4 May 2010 Filed in: Creative Entrepreneur, Digital Life
Kate England's Big Cartel online store

My new online store

I recently set up a new store for my art and icons at Big Cartel. In just a couple of hours, I’d set up my shop, customised it and launched it. The same day I was making my first sales!

Big Cartel is a simple and beautiful shopping cart for independent artists, designers, crafters, writers, jewelers and musicians. It offers an easy-to-use e-commerce solution that gives users a way to create a small shop and sell their products through their own domain or a unique URL within the Big Cartel site.
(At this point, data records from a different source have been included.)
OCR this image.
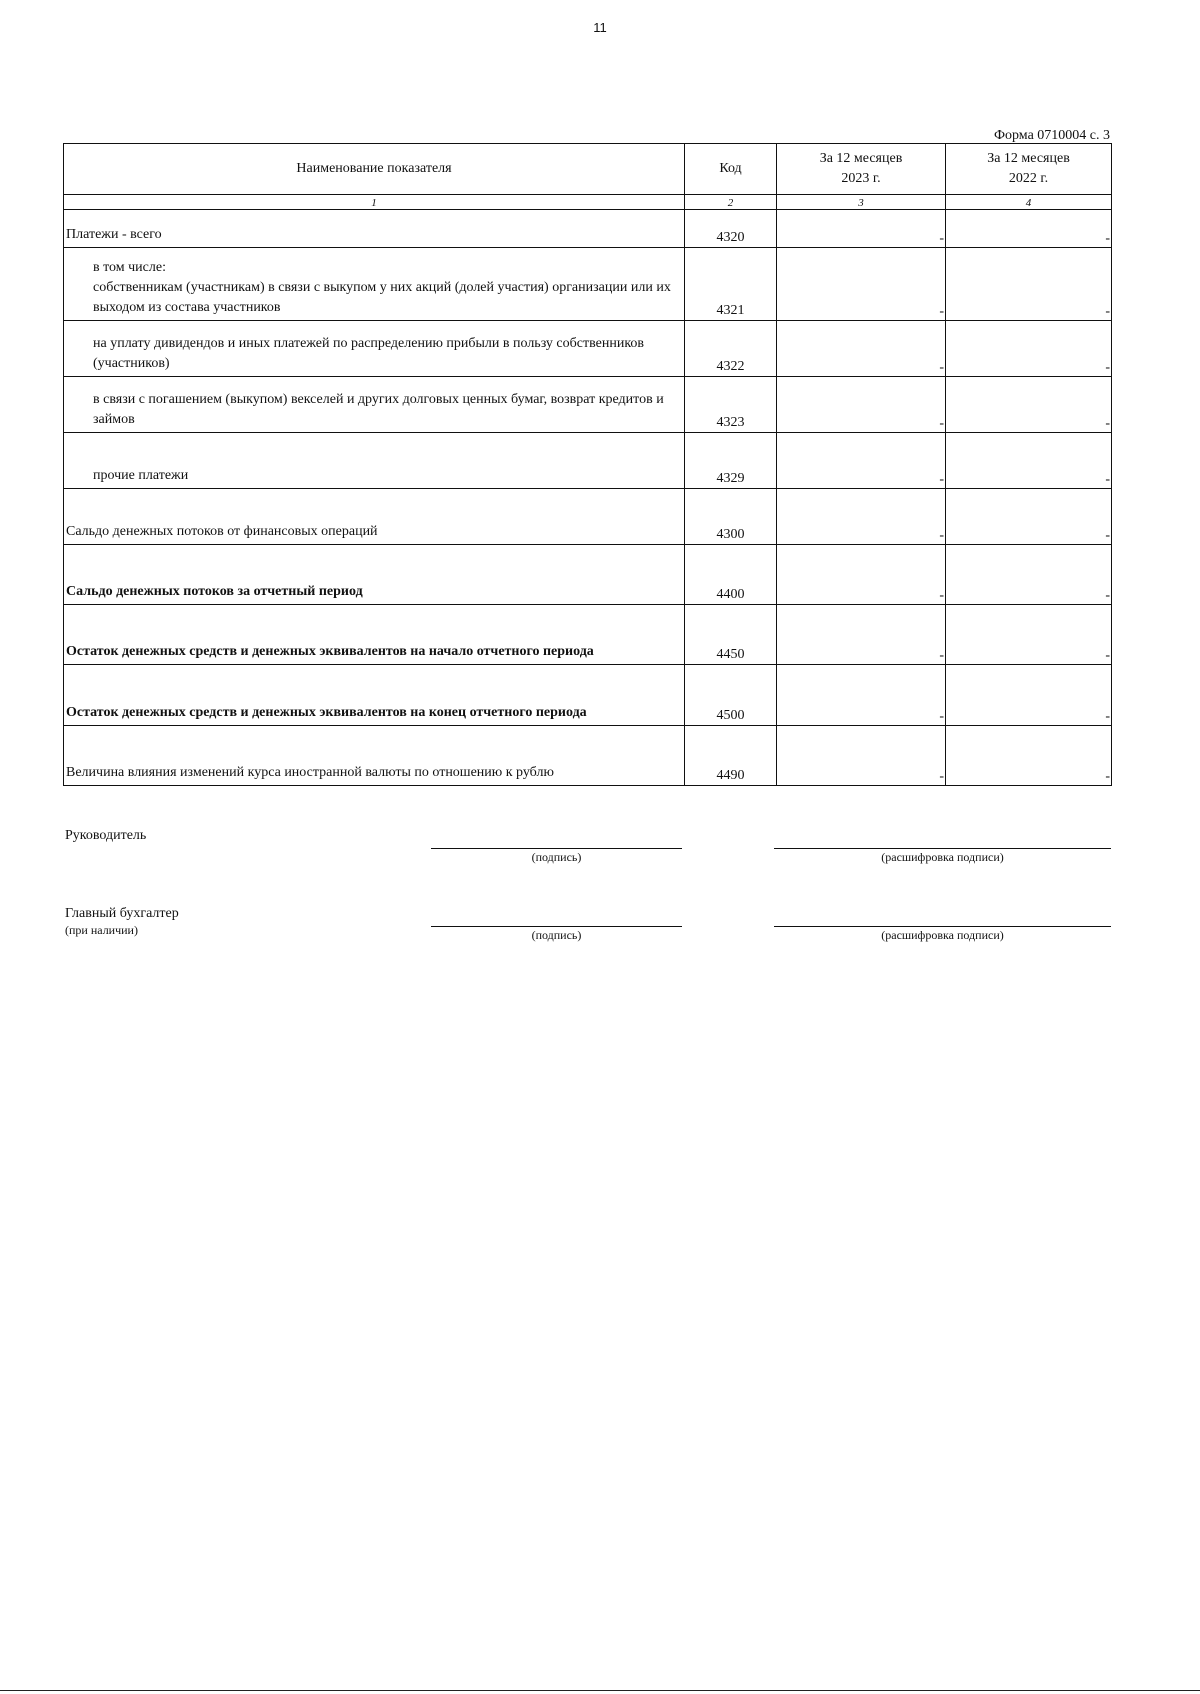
11
Форма 0710004 с. 3
Наименование показателя	Код	За 12 месяцев 2023 г.	За 12 месяцев 2022 г.

1	2	3	4
Платежи - всего	4320	-	-
в том числе:
собственникам (участникам) в связи с выкупом у них акций (долей участия) организации или их выходом из состава участников	4321	-	-
на уплату дивидендов и иных платежей по распределению прибыли в пользу собственников (участников)	4322	-	-
в связи с погашением (выкупом) векселей и других долговых ценных бумаг, возврат кредитов и займов	4323	-	-
прочие платежи	4329	-	-
Сальдо денежных потоков от финансовых операций	4300	-	-
Сальдо денежных потоков за отчетный период	4400	-	-
Остаток денежных средств и денежных эквивалентов на начало отчетного периода	4450	-	-
Остаток денежных средств и денежных эквивалентов на конец отчетного периода	4500	-	-
Величина влияния изменений курса иностранной валюты по отношению к рублю	4490	-	-
Руководитель
(подпись)	(расшифровка подписи)
Главный бухгалтер
(при наличии)	(подпись)	(расшифровка подписи)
You can easily customize your Big Cartel store to fit your web site and brand.

FEATURES:

  • Quick and easy to set up and maintain
  • Easy to customize to fit your brand by changing the colours and graphics in the themes, or by using custom code and your own URL to match your site
  • A permanently free plan for up to five products (!)
  • Keep track of your inventory and automatically mark products as “Sold Out” when they’re gone
  • Coming soon: sell digital, downloadable products online, such as e-books, music, video, art, photography and software through Big Cartel’s equally beautiful and easy-to-use sister service Pulley
  • You can turn on maintenance mode while you tinker with your store
  • Friendly and fast support
  • Customers can pay with a credit card or a PayPal account
  • View your dashboard to get an instant overview of how your online store is doing
  • You can reward loyal customers by creating discount codes to give them a percentage off their purchase

LIMITATIONS:

  • There’s a limit of 100 products
  • No affiliate programme

COSTS:

Big Cartel doesn’t take a percentage of your sales, instead there are three monthly plans. There’s a completely free plan as well as monthly paid plans with expanded features. You can upgrade, downgrade, or cancel your account at any time. For example, you could test the waters with the free plan, and upgrade when your hobby turns into a profession or simply when you feel ready for it. All you need to get started is a PayPal Business or Premier account. Here’s how you sign up for a PayPal account and here are the current PayPal fees.

THOUGHTS:

Big Cartel is such a simple and beautiful e-commerce solution that I feel I can spend my time making art and icons instead of pouring my time into fiddling with web stuff which can be so time consuming for a one person creative indie business like mine. Big Cartel is an online shopping cart system that makes it easy to sell in style.